— Из какого отделения? — доставая телефон, спросил я.
— Из Шестьдесят второго. А в чем дело?
— Да в том, что ты зарплату за мой счет получаешь! — не на шутку рассердился я. — Понял? Или напомнить тебе текст присяги?
— А вы кто такой? — ерепенился державшийся за автомат охранник.
— Я — рядовой налогоплательщик. Приехал к своему однокашнику и другу Вале Александрову и увидел выбитые стекла в его конторе. Могу я поинтересоваться, что случилось? Или мне для этого нужно звонить начальнику Шестьдесят второго отделения милиции?
Старший решил на всякий случай сменить регистр.
— Разбойное нападение, — ответил нехотя. — Разбили окна, ворвались, избили нотариуса, побили ломами компьютер, подожгли бумаги.
— Кто?! — вырвалось у меня.
— Ищем. Объявлен перехват.
— Нотариус приметы не называл?
— Да он без сознания. Увезли в Склифосовского.
— Когда это случилось?
— Примерно в пять — в начале шестого. Опергруппа со следователем только что уехали.
— Где его «СААБ»?
— Жена забрала. Ваши документы… позвольте полюбопытствовать?
Я предъявил водительское удостоверение. Оказалось, что старший умеет писать и даже носит с собой авторучку с блокнотом.

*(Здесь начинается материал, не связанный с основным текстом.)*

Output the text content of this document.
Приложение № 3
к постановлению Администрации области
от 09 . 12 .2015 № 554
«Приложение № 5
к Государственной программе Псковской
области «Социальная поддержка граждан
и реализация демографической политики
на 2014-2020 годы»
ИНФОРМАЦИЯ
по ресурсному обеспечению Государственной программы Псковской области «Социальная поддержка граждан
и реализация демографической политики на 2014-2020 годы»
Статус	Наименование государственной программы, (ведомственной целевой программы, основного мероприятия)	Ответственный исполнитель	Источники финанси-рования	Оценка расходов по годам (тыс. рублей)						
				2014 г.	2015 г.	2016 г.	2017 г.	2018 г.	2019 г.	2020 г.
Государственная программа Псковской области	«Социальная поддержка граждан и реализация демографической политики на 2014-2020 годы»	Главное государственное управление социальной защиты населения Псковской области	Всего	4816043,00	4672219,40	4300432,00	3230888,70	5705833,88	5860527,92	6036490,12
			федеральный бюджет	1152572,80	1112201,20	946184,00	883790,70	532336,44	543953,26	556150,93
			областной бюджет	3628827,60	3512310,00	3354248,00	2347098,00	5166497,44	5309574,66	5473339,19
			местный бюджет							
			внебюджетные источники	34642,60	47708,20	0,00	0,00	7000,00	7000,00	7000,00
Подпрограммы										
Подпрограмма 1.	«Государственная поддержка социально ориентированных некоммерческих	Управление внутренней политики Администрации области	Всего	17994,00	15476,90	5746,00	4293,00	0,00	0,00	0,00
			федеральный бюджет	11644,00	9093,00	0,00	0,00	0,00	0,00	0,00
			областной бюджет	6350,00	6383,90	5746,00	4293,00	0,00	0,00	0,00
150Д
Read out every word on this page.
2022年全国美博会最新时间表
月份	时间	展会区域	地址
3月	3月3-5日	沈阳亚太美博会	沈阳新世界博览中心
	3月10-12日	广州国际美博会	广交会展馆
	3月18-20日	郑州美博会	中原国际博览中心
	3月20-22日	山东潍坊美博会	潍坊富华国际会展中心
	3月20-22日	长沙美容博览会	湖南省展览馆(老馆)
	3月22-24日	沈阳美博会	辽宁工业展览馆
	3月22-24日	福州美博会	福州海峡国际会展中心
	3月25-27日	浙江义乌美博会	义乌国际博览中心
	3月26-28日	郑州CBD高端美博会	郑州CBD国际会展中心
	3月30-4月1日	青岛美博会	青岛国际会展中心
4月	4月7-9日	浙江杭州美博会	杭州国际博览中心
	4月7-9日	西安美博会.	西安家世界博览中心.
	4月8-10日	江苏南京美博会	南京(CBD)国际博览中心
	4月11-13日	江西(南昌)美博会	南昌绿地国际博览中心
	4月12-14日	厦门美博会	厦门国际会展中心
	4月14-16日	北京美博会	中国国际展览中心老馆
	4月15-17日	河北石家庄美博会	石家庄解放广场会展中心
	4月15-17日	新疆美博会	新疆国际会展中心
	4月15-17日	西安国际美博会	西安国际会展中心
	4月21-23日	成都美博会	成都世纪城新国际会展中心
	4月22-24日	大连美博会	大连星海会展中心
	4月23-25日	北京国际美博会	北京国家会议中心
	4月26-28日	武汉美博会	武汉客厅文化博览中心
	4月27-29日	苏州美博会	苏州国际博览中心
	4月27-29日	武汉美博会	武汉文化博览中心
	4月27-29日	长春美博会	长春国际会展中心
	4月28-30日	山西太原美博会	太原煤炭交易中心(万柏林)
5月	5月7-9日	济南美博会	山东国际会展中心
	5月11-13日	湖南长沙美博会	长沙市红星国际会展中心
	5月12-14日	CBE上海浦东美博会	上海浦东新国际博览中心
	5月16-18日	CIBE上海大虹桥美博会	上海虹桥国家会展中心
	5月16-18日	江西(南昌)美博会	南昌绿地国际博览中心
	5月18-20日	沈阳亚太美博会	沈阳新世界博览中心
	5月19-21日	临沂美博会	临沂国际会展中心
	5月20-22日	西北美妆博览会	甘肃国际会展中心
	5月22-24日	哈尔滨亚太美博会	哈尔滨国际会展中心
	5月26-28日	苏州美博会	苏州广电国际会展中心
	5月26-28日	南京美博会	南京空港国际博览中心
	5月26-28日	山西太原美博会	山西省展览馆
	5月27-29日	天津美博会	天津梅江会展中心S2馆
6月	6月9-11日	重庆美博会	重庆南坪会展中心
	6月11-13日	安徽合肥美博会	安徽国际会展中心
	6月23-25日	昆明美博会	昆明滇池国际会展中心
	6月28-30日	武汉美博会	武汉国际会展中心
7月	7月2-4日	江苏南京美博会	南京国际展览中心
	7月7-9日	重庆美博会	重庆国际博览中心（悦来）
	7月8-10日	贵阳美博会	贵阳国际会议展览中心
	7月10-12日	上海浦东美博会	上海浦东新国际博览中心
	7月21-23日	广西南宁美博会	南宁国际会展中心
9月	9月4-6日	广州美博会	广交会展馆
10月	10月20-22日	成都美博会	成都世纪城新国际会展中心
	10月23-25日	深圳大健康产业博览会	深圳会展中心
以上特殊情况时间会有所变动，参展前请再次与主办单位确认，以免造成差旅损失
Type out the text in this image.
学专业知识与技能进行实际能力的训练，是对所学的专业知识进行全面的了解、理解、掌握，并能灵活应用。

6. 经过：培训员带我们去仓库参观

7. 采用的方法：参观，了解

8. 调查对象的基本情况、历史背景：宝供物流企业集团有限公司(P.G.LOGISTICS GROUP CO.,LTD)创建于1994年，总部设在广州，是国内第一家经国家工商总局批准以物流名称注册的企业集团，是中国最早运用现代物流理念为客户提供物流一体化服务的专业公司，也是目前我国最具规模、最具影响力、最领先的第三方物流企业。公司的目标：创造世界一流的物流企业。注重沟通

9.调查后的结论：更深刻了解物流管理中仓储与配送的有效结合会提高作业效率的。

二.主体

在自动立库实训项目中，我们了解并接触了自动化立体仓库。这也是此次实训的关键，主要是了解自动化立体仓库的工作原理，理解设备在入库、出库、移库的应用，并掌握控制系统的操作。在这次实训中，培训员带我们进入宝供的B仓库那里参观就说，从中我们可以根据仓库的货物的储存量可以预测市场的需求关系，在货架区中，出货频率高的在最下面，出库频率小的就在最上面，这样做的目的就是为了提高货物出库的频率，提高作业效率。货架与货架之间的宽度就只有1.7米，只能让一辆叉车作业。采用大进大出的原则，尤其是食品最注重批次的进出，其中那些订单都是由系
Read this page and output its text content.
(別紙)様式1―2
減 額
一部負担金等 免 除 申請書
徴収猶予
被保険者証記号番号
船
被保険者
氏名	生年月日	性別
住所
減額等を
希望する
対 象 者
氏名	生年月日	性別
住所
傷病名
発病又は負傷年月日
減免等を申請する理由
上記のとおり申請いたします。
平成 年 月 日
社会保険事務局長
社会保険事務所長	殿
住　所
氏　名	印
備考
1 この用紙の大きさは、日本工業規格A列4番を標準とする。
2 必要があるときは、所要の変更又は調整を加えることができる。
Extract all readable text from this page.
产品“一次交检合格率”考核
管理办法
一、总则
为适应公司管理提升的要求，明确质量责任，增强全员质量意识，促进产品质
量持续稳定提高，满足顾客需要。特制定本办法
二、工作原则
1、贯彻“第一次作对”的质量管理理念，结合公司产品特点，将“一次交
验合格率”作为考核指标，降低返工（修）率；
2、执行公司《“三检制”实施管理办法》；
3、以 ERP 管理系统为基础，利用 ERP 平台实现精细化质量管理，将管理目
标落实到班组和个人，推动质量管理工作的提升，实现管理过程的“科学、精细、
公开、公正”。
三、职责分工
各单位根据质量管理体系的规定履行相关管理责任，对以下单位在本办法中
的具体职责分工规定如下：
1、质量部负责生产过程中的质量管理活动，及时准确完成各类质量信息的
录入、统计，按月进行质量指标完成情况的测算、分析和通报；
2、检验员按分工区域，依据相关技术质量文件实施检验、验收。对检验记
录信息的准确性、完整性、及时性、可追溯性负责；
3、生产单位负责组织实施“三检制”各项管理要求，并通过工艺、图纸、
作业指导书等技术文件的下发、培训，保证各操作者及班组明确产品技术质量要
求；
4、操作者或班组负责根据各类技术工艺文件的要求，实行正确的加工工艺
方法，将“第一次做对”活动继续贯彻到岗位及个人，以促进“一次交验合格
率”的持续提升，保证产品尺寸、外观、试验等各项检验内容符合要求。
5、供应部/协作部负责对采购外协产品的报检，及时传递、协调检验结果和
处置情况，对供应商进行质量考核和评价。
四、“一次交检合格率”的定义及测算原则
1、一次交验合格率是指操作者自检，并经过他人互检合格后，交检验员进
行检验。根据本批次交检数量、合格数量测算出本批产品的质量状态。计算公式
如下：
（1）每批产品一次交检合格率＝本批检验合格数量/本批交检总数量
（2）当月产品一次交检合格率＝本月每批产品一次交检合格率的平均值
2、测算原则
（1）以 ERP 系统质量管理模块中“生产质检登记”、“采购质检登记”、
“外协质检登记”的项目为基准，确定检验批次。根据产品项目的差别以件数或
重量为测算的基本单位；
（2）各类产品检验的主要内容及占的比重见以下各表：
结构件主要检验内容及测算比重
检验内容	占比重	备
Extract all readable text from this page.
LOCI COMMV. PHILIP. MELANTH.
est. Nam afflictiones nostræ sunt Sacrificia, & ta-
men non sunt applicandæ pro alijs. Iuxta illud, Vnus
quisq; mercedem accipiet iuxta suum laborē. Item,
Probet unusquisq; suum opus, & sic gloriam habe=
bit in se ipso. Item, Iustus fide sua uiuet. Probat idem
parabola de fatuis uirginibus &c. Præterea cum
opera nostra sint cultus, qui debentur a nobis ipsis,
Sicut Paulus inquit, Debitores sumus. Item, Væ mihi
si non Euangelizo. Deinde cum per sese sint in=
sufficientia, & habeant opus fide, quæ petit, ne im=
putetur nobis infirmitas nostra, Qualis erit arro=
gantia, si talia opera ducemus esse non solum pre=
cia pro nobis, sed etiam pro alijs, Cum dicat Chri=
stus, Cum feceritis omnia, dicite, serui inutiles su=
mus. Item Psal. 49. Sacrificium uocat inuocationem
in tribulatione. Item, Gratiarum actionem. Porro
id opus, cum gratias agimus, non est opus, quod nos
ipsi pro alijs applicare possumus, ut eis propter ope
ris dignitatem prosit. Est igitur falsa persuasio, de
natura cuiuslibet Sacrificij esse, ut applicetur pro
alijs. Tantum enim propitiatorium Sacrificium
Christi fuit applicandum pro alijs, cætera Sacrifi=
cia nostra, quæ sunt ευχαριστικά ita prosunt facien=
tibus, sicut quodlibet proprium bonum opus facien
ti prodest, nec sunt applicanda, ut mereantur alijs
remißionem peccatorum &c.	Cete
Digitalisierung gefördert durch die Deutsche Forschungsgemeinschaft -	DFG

— Сами понимаете, — возвращая мне права, оправдался он. — Порядок такой.
— Я понимаю, сержант. Не понимаю только, что с вами происходит, когда вы надеваете форму.
Я вернулся в машину. На самом деле мне было наплевать на этих хамов, не понимал я совсем другого: насколько мой визит в контору Вали связан с налетом. Ведь я ушел в начале шестого, воспользовавшись его факсом. Мне стало стыдно за свой вчерашний «черный» юмор — получалось, будто я накаркал, и какая-то бригада действительно ворвалась в его контору и учинила то, что я невольно предсказал, «…возьмешь свой «Билайн» и позвонишь в бюро «Шериф», — пошутил я. Он не позвонил — не успел.
— Алло, здравствуйте. Это квартира Александровых?
— Да, — ответил мальчишеский голос. Я напрочь забыл, как его зовут.
— Мама дома?
— Мама у папы в больнице. Ему делают операцию.
— Как он?
— А кто это говорит?
— Это дядя Женя Столетник. Мы учились с твоим папой.
— Я вас помню, дядя Женя. Папа без сознания. У него закрытая… забыл, какая… травма головы. Врач сказал, что все будет ясно через два-три дня, пока ничего не обещает. Маме что-нибудь передать?
Я не знал, что передать. Мне вдруг стало плохо — распирало грудь, к горлу подступили спазмы. Еще сегодня такой благополучный, пахнущий дорогим лосьоном, в лаковых штиблетах… Эти розовые папочки, свежий воздух, из кондиционера, компьютер, «СААБ»… Пять минут налета — и нет ни кондиционера, ни конторы, ни радости свободного предпринимательства; есть закрытая черепно-мозговая травма и несколько сотен тысяч убытков; есть пожизненный страх, горе семьи, возможно — инвалидность и постоянное ощущение ненадежности бытия, скоротечности жизни, бессилия перед роком.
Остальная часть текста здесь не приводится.